CLI’s client relations team receives quite a few questions about interpreting services. It’s expected, of course — unless you’re in the industry, have used an interpreter yourself, or have prior experience working with language services, most people don’t know the industry even exists, so it’s only natural that questions will arise if you’re on the hunt for an interpreter.

We thought it would be beneficial to post six of the most common questions we receive, along with the answers, in the hopes we can help those less familiar with language services gain some insight. You never know when it will come in handy!

FAQs on using interpreting services

1. How much does on-demand interpreting cost?

Inquiring about interpreting quality should be first on your priority list, but cost is an important consideration as well.

Over-the-phone interpreting (OPI) and video remote interpreting (VRI) are priced by the minute, and you’re only charged based on the actual minutes you use. Most language service providers (LSPs) determine price for OPI and VRI based on language mix (what languages your customers speak) and volume (how much business you’ll be sending their way). Generally, the higher the volume of commonly spoken languages your customers speak (Spanish, for example), the lower the cost.

2. What languages do you offer?

The number of languages a provider will have available varies; most mid- to large-sized U.S. companies will offer somewhere around 200–300 languages for OPI and 20–40 for VRI.

But always make sure to ask if you don’t see the language you need on a company’s language list. LSPs like CLI should make every effort to obtain a qualified interpreter in whatever language you need, even if it’s not currently offered.

Related: Rare Languages: A Deeper Dive into CLI’s Recent Additions

3. What are your top languages?

CLI’s top languages for OPI closely mimic the top languages spoken across the U.S.: Spanish, Chinese Mandarin, Chinese Cantonese, Arabic, and Russian. For VRI, our top languages are Spanish, American Sign Language (ASL), and Somali.

While it’s imperative to know what languages a provider has available, it’s a good idea to look at your organization’s language needs first. If your company keeps data on the languages your customers speak, that’s terrific! If not, it’s never too late to start tracking this information. Not only will it help your agents deliver better customer service, but your customers will appreciate it, too.

4. How do I know what language my customer is speaking?

Identifying a language someone speaks can be tough, especially if you don’t have practice doing it. With time, you will begin to understand bits and pieces of your most-requested languages and be able to request an interpreter with no problem. At first, however, you might need to do a little digging to find the correct language. Here are some tips:

  • Ask what language they speak. It’s simple, but there’s a good chance your customers will know enough English to know how to answer this question.
  • Read off your top 15 languages. Your customer might recognize their language if you read it aloud.
  • Ask what country they are from and narrow down the languages spoken there. Just make sure you have a list of countries and their respective languages ready. CLI maintains a list on our website for easy reference!

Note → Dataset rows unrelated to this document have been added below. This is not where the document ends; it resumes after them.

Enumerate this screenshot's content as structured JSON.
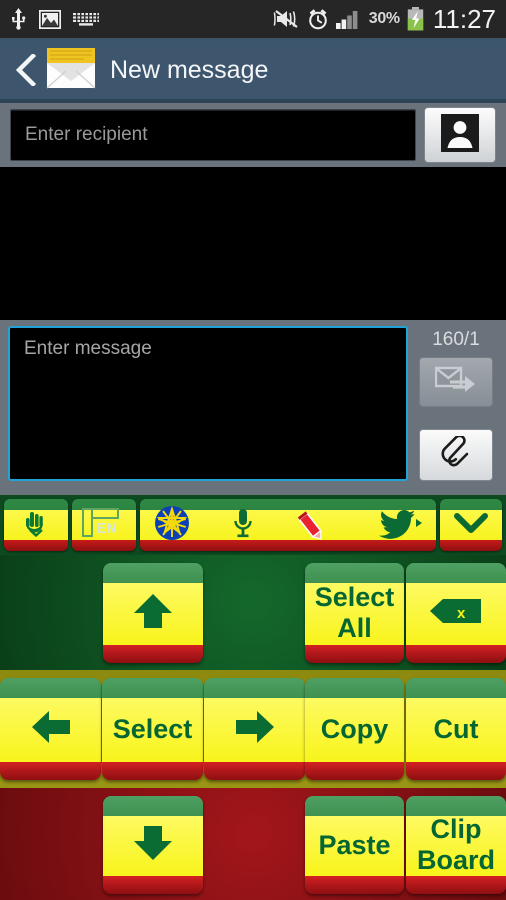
{
  "status_bar": {
    "icons_left": [
      "usb-icon",
      "image-icon",
      "keyboard-icon"
    ],
    "icons_right": [
      "mute-vibrate-icon",
      "alarm-icon",
      "signal-icon"
    ],
    "battery_percent": "30%",
    "battery_state_icon": "battery-charging-icon",
    "clock": "11:27"
  },
  "action_bar": {
    "back_icon": "back-chevron-icon",
    "app_icon": "envelope-icon",
    "title": "New message"
  },
  "recipient": {
    "placeholder": "Enter recipient",
    "value": "",
    "contacts_button_icon": "contact-person-icon"
  },
  "compose": {
    "placeholder": "Enter message",
    "value": "",
    "counter": "160/1",
    "send_button_icon": "send-message-icon",
    "attach_button_icon": "paperclip-icon"
  },
  "keyboard": {
    "toolbar": [
      {
        "name": "handwriting-key",
        "icon": "hand-writing-icon",
        "label": ""
      },
      {
        "name": "language-key",
        "icon": "language-layout-icon",
        "label": "EN"
      },
      {
        "name": "suggestion-strip",
        "icons": [
          "ethiopia-star-icon",
          "microphone-icon",
          "pencil-edit-icon",
          "twitter-bird-icon",
          "expand-arrow-icon"
        ],
        "label": ""
      },
      {
        "name": "hide-keyboard-key",
        "icon": "chevron-down-icon",
        "label": ""
      }
    ],
    "rows": [
      {
        "name": "row-1",
        "keys": [
          {
            "name": "cursor-up-key",
            "label": "",
            "icon": "arrow-up-icon"
          },
          {
            "name": "select-all-key",
            "label": "Select\nAll",
            "line1": "Select",
            "line2": "All",
            "icon": ""
          },
          {
            "name": "backspace-key",
            "label": "",
            "icon": "backspace-icon"
          }
        ]
      },
      {
        "name": "row-2",
        "keys": [
          {
            "name": "cursor-left-key",
            "label": "",
            "icon": "arrow-left-icon"
          },
          {
            "name": "select-key",
            "label": "Select",
            "icon": ""
          },
          {
            "name": "cursor-right-key",
            "label": "",
            "icon": "arrow-right-icon"
          },
          {
            "name": "copy-key",
            "label": "Copy",
            "icon": ""
          },
          {
            "name": "cut-key",
            "label": "Cut",
            "icon": ""
          }
        ]
      },
      {
        "name": "row-3",
        "keys": [
          {
            "name": "cursor-down-key",
            "label": "",
            "icon": "arrow-down-icon"
          },
          {
            "name": "paste-key",
            "label": "Paste",
            "icon": ""
          },
          {
            "name": "clipboard-key",
            "label": "Clip\nBoard",
            "line1": "Clip",
            "line2": "Board",
            "icon": ""
          }
        ]
      }
    ]
  },
  "colors": {
    "status_bar_bg": "#262626",
    "action_bar_bg": "#3d566d",
    "panel_bg": "#6a737c",
    "field_bg": "#000000",
    "focus_border": "#21a3d8",
    "key_green": "#3e9150",
    "key_yellow": "#f8f41b",
    "key_red": "#c81b1b",
    "key_text": "#056633"
  }
}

But if you ever have any trouble, or run into a language not often requested, your LSP can help. At CLI, our customer service representatives are trained to assist our clients in identifying languages. (And they’re really good at it, too!)

Related: Assisting Limited English Proficient Customers in a Contact Center

5. How do I conference in a telephone interpreter?

An excellent question, and one where the answer depends on different scenarios*:

Scenario 1: You already have your customer on the line.

For this scenario, simply place your customer on hold, call your LSP, and conference your customer into the call.

Scenario 2: You contact your LSP before calling your customer.

This scenario can go two ways: You (or your LSP) can dial out to your customer before connecting to an interpreter, or your LSP can connect you to an interpreter before you dial out to your customer.

This scenario works really well if you already know the language your customer speaks (you’re calling about an appointment reminder, for example).

There is no wrong or right way to conference in an interpreter. Whichever method you choose will depend on your situation and your organization’s processes.

*These scenarios are based on our experience at CLI, and may not reflect how other LSPs operate.

6. Can I track multiple users, locations, etc.?

Absolutely. Most LSPs will give you access to your OPI and VRI usage data at no extra charge, so you can track the metrics that make the most sense for you, including different locations and users.